THIS PAST OCTOBER, 50 local business leaders, urban planners, and politicians—including state representatives and Mayor Sam Adams—spent four days in Detroit to see what Portland could learn from the faded Rust Belt city. The leaders reconvened at a public symposium Thursday, December 9, to discuss their findings and answer a disturbing question: whether Portland might one day find itself on the same road as Detroit. But Portland State University Urban Planning and Studies Professor Greg Schrock (a Midwest transplant himself) explains that Motown's lessons are subtler: Exploring Detroit, he says, brings Portland's own inequities to light.

MERCURY: Why did you all choose Detroit? Was the goal of the trip to see how Portland could avoid a similar fate?

GREG SCHROCK: The ostensible goal of the trip was what are the lessons that Portland can learn from Detroit. I had a harder time with that. I think the circumstances are very different in many, many ways. There's this concern that Portland is fading, that there's a sense of complacency here about Portland's economic status and if we're not careful, we're going to end up as a green Detroit.

What parallels did you see between Portland and Detroit?

They both have issues of economic vitality but in a very different way. The big challenge from a jobs standpoint in Detroit was getting people to want to live there. Detroit, like a lot of Midwestern places, suffers from brain drain. Portland almost has the opposite problem. The challenge here is how does the Portland region capitalize on the talent pool it has here?

In Portland there's a tendency to overlook some of the challenges of segregation and inequality that exist here, in part because when you look around at the inner neighborhoods they tend to be very nice. In reality, a lot of the challenges of poverty and inequality tend to be out on the periphery—North Portland, East Portland, or Gresham. In Detroit, the moment you cross Eight Mile Road, which is the iconic border of Detroit and the suburbs, the physical development changes, the demographics change, it's just black and white, literally. Here, because the city itself is viewed as being vital, there's kind of a self-image of progressiveness, that we're attentive to these issues. But in reality, no one's really thinking about East Portland when we're thinking about Portland. It's an entirely different world. You can't go to Detroit and not think about the stark inequities that exist in that place. Here it's easy to forget about.

What did you see contributing to those inequities?

Part of it is the relationship between cities and suburbs. The city of Detroit really became irrelevant to the region in many ways because the auto industry had really suburbanized over the years. Portland's still a long way from that, in terms of the strength of the downtown and the overall vitality of the city. But the economic strength of Washington County, for example, continues to grow because of the focus of trying to bring jobs here and to do so in places that may be the cheapest. Foremost in Detroit's strategic challenge is trying to make the city something that suburban leaders care about.

So do you see Portland winding up like Detroit in 50 years?
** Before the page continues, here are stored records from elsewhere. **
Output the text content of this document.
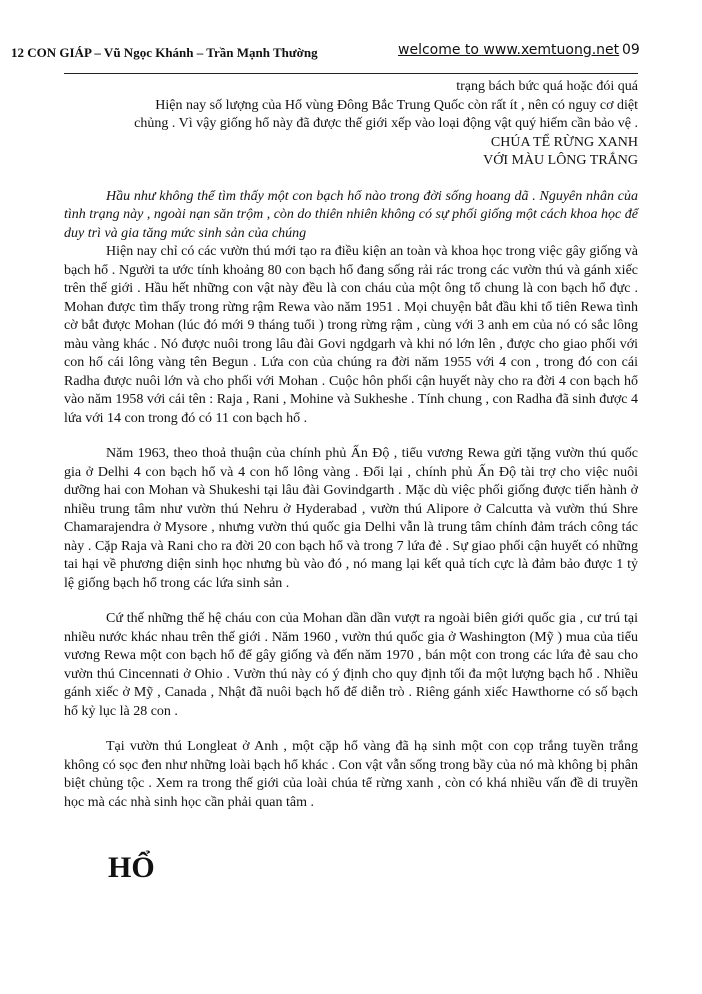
12 CON GIÁP – Vũ Ngọc Khánh – Trần Mạnh Thường	welcome to www.xemtuong.net 09
trạng bách bức quá hoặc đói quá
Hiện nay số lượng của Hổ vùng Đông Bắc Trung Quốc còn rất ít , nên có nguy cơ diệt
chủng . Vì vậy giống hổ này đã được thế giới xếp vào loại động vật quý hiếm cần bảo vệ .
CHÚA TỂ RỪNG XANH
VỚI MÀU LÔNG TRẮNG

Hầu như không thể tìm thấy một con bạch hổ nào trong đời sống hoang dã . Nguyên nhân của tình trạng này , ngoài nạn săn trộm , còn do thiên nhiên không có sự phối giống một cách khoa học để duy trì và gia tăng mức sinh sản của chúng

Hiện nay chỉ có các vườn thú mới tạo ra điều kiện an toàn và khoa học trong việc gây giống và bạch hổ . Người ta ước tính khoảng 80 con bạch hổ đang sống rải rác trong các vườn thú và gánh xiếc trên thế giới . Hầu hết những con vật này đều là con cháu của một ông tổ chung là con bạch hổ đực . Mohan được tìm thấy trong rừng rậm Rewa vào năm 1951 . Mọi chuyện bắt đầu khi tổ tiên Rewa tình cờ bắt được Mohan (lúc đó mới 9 tháng tuổi ) trong rừng rậm , cùng với 3 anh em của nó có sắc lông màu vàng khác . Nó được nuôi trong lâu đài Govi ngdgarh và khi nó lớn lên , được cho giao phối với con hổ cái lông vàng tên Begun . Lứa con của chúng ra đời năm 1955 với 4 con , trong đó con cái Radha được nuôi lớn và cho phối với Mohan . Cuộc hôn phối cận huyết này cho ra đời 4 con bạch hổ vào năm 1958 với cái tên : Raja , Rani , Mohine và Sukheshe . Tính chung , con Radha đã sinh được 4 lứa với 14 con trong đó có 11 con bạch hổ .

Năm 1963, theo thoả thuận của chính phủ Ấn Độ , tiểu vương Rewa gửi tặng vườn thú quốc gia ở Delhi 4 con bạch hổ và 4 con hổ lông vàng . Đổi lại , chính phủ Ấn Độ tài trợ cho việc nuôi dưỡng hai con Mohan và Shukeshi tại lâu đài Govindgarth . Mặc dù việc phối giống được tiến hành ở nhiều trung tâm như vườn thú Nehru ở Hyderabad , vườn thú Alipore ở Calcutta và vườn thú Shre Chamarajendra ở Mysore , nhưng vườn thú quốc gia Delhi vẫn là trung tâm chính đảm trách công tác này . Cặp Raja và Rani cho ra đời 20 con bạch hổ và trong 7 lứa đẻ . Sự giao phối cận huyết có những tai hại về phương diện sinh học nhưng bù vào đó , nó mang lại kết quả tích cực là đảm bảo được 1 tỷ lệ giống bạch hổ trong các lứa sinh sản .

Cứ thế những thế hệ cháu con của Mohan dần dần vượt ra ngoài biên giới quốc gia , cư trú tại nhiều nước khác nhau trên thế giới . Năm 1960 , vườn thú quốc gia ở Washington (Mỹ ) mua của tiểu vương Rewa một con bạch hổ để gây giống và đến năm 1970 , bán một con trong các lứa đẻ sau cho vườn thú Cincennati ở Ohio . Vườn thú này có ý định cho quy định tối đa một lượng bạch hổ . Nhiều gánh xiếc ở Mỹ , Canada , Nhật đã nuôi bạch hổ để diễn trò . Riêng gánh xiếc Hawthorne có số bạch hổ kỷ lục là 28 con .

Tại vườn thú Longleat ở Anh , một cặp hổ vàng đã hạ sinh một con cọp trắng tuyền trắng không có sọc đen như những loài bạch hổ khác . Con vật vẫn sống trong bầy của nó mà không bị phân biệt chủng tộc . Xem ra trong thế giới của loài chúa tể rừng xanh , còn có khá nhiều vấn đề di truyền học mà các nhà sinh học cần phải quan tâm .

HỔ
I'm skeptical of that. Detroit was very much a single-industry town, and you had a very insular culture within their corporate community that was resistant to change, and it crowded out other industries from starting there. Here you don't really have the dominance of any one industry, and you have the migration of a lot of people from a lot of different places that leads to an open environment economically and politically. As much as the business community has concerns about the economic situation here, I don't think the comparison to Detroit is an appropriate one for a lot of reasons. And I don't think that abandoning the kind of democratic culture we have in Portland is necessary.